Android Phone Can Hijack a Plane
One of the German security consultants told the Hack in The Box Conference that it is possible to hijack a plane using Android. A researcher, who has been working in IT industry for the last 11 years and is also a trained commercial pilot, pointed out that the security of both aviation computer systems and communication protocols was very vulnerable.
According to the security expert, they managed to build an exploit framework called SIMON and an Android app called PlaneSploit which could deliver attack messages to the planes’ Flight Management System. They showed how it was possible to take complete control of a plain. The hack in question targeted the Automatic Dependent Surveillance-Broadcast, which sent data about each aircraft via an on-board transmitter to air traffic controllers in order to let a plane equipped with the technology to receive flight, traffic and weather data about other aircrafts nearby.
They also managed to hack the Aircraft Communications Addressing and Reporting System, used by the pilots to exchange messages between the plane and air traffic controllers either through a radio or satellite, and to automatically deliver data about each flight phase.

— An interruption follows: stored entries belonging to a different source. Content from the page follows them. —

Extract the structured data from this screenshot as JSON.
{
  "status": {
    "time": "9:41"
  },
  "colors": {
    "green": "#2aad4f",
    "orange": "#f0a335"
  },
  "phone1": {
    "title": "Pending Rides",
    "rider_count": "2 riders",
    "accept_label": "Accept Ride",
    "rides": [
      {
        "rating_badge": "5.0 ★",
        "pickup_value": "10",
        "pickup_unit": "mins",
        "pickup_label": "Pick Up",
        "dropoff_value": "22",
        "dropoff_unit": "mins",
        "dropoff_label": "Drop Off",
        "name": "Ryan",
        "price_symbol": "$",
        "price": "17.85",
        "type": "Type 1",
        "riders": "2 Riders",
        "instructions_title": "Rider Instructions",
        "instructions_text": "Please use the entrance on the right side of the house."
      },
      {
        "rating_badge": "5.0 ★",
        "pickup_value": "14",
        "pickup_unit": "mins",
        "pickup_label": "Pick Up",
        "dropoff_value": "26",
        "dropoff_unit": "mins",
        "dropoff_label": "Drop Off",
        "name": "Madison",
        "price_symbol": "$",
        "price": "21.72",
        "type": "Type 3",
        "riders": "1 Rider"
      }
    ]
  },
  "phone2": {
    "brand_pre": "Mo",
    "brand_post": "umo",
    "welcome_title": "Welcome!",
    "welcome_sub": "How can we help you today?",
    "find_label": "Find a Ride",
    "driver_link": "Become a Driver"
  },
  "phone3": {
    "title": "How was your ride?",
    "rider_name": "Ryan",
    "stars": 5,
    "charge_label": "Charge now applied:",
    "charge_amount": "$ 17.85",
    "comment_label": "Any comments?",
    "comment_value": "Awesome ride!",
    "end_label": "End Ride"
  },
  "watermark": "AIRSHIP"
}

The security researchers pointed out that both targeted technologies were very insecure and susceptible to a number of passive and active hacker attacks.
During the attacks, the experts showed how they could misuse the Automatic Dependent Surveillance-Broadcast to select targets, and the Aircraft Communications Addressing and Reporting System in order to collect data about the on-board PC and to exploit its vulnerabilities by delivering spoofed malicious messages affecting the “behavior” of an aircraft.
The researchers developed the SIMON framework which was deliberately created only to work in a virtual environment and can’t be used on real-life plane at the moment. They explained that it was virtually impossible to detect the framework once deployed on the Flight Management System, so there’s no need to disguise it like a rootkit.